Diese Einführung in die Welt des Calvados ist auf einer Reise quer durch die Normandie entstanden und stellt den Auftakt zu einer tieferen Beschäftigung mit der Spirituose Nordfrankreichs dar. Ursprünglich auf spirit-ambassador.de erschienen ist dies auch der Beginn einer wahren Liebe zu dieser Region und dieser Spirituose. Die durchschnittliche Lesedauer beträgt 5 Minuten.

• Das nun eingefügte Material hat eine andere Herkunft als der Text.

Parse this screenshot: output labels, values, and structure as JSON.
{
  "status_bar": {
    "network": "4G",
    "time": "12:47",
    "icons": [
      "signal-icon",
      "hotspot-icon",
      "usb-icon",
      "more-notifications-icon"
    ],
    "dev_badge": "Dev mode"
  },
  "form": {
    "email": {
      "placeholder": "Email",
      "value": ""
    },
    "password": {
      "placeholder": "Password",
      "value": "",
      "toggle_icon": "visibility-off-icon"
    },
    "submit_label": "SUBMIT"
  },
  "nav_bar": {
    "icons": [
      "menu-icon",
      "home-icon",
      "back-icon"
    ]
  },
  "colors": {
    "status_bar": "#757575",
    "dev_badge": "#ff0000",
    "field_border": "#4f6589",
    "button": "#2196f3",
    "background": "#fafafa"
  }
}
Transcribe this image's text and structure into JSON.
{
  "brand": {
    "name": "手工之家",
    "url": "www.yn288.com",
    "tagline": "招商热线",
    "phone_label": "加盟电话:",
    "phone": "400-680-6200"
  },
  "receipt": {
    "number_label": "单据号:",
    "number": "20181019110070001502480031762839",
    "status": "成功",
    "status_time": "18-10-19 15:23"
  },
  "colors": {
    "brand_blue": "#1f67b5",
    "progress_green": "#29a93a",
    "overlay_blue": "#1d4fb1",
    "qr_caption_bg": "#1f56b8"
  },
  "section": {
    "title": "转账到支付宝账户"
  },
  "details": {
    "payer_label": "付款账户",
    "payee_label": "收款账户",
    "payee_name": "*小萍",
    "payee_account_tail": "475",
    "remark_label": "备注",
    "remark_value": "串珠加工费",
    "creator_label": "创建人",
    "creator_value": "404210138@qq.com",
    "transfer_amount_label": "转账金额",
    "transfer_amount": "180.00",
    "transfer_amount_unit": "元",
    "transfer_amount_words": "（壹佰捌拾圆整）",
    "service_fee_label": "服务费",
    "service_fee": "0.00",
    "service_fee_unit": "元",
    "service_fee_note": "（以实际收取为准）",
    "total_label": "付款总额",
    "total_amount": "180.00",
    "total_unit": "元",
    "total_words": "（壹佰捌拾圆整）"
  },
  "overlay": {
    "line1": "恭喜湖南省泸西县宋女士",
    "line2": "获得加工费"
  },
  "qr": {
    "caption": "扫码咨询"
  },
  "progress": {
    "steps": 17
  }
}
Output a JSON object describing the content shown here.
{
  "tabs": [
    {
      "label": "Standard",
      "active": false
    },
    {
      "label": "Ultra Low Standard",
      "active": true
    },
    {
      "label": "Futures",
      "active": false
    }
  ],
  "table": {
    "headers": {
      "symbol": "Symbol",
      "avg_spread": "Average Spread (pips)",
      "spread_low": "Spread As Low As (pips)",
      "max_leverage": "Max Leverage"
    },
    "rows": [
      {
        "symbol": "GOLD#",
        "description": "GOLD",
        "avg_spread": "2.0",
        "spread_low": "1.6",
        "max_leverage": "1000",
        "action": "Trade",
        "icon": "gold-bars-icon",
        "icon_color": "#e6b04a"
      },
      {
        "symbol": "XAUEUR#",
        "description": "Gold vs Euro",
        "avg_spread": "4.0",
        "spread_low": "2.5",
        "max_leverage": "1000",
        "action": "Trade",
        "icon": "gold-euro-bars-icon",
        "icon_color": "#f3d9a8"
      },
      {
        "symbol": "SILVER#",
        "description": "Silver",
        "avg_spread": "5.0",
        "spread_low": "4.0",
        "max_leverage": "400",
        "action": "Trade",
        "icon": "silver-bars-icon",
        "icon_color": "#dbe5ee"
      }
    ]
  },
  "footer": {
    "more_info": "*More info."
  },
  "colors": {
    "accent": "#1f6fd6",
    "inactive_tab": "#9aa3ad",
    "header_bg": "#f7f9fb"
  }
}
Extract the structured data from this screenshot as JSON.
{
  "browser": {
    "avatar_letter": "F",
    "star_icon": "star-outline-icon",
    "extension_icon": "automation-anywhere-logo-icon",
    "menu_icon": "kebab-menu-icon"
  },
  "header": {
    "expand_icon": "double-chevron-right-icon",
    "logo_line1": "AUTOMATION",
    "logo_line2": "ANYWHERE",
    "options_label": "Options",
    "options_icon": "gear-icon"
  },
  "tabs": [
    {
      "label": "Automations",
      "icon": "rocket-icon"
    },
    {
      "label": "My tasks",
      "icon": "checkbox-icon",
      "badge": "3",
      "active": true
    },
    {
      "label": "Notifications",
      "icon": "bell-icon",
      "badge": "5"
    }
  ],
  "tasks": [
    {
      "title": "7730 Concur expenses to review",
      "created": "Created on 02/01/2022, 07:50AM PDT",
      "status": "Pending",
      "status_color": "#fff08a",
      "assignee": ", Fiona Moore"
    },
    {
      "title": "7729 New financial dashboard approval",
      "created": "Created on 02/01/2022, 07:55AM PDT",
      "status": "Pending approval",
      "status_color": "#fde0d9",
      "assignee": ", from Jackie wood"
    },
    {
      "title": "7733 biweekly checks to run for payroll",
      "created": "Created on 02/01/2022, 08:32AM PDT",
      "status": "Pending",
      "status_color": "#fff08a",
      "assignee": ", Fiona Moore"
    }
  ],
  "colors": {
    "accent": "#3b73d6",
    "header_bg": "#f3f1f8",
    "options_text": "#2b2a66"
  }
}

Dass ich mal mit dem Auto durch den Pariser Stadtverkehr hetzten würde, nur um einen Heimflug in Paris Charles de Gaulle zu bekommen ist jetzt nicht so grundsätzlich aus der Luft gegriffen. Cognac, Champagner, Armagnac und fantastische Weine locken einen immer wieder in die grand nation. Im Prinzip wäre selbst ein Kurztrip zum Frühstück nach Paris völlig erklärbar – doch meine Reise führte mich in den weiten Norden des Landes. Dort, wo eine Architektur das Bild prägt, die einen permanent glauben lässt, man weile in England. Doch der wahre Grund meiner Reise in dieses Paradies, welches sich Tolkien in „Herr der Ringe“ nicht romantischer und kitschiger hätte ausdenken können ist ein anderes: Calvados.
Calva was?
Calvados hat man schon mal gehört. Irgendwas mit Äpfeln und aus Frankreich. Doch dann hört es meistens schon auf. Meine erste Begegnung mit diesem normannischen Kulturgut hatte ich vor vielleicht 8 bis 9 Jahren. Ich arbeitete in einer Bar zu deren illustrem Stammpublikum ein Reservist der Bundeswehr zählte – deutlich älteren Datums; welcher stets sein Glas Rotwein oder derer drei trank, bevor es abschließend einen Calvados und einen kleinen Kaffee gab. Dieser Herr war meines Erinnerns nach der einzige Grund, warum diese eine Flasche regelmäßig nachbestellt wurde. Meine nächste Begegnung und damit auch jene, die ein erstes ernsthaftes Interesse weckte war eine Probeflasche unseres damaligen Weinhändlers. Dieser brachte uns einen Hors d’Age aus dem Hause Dauphin mit – und das war etwas völlig anderes. Da war auf einmal Frucht zu schmecken, Holz paarte sich damit zu einer wahnsinnig spannenden Komplexität.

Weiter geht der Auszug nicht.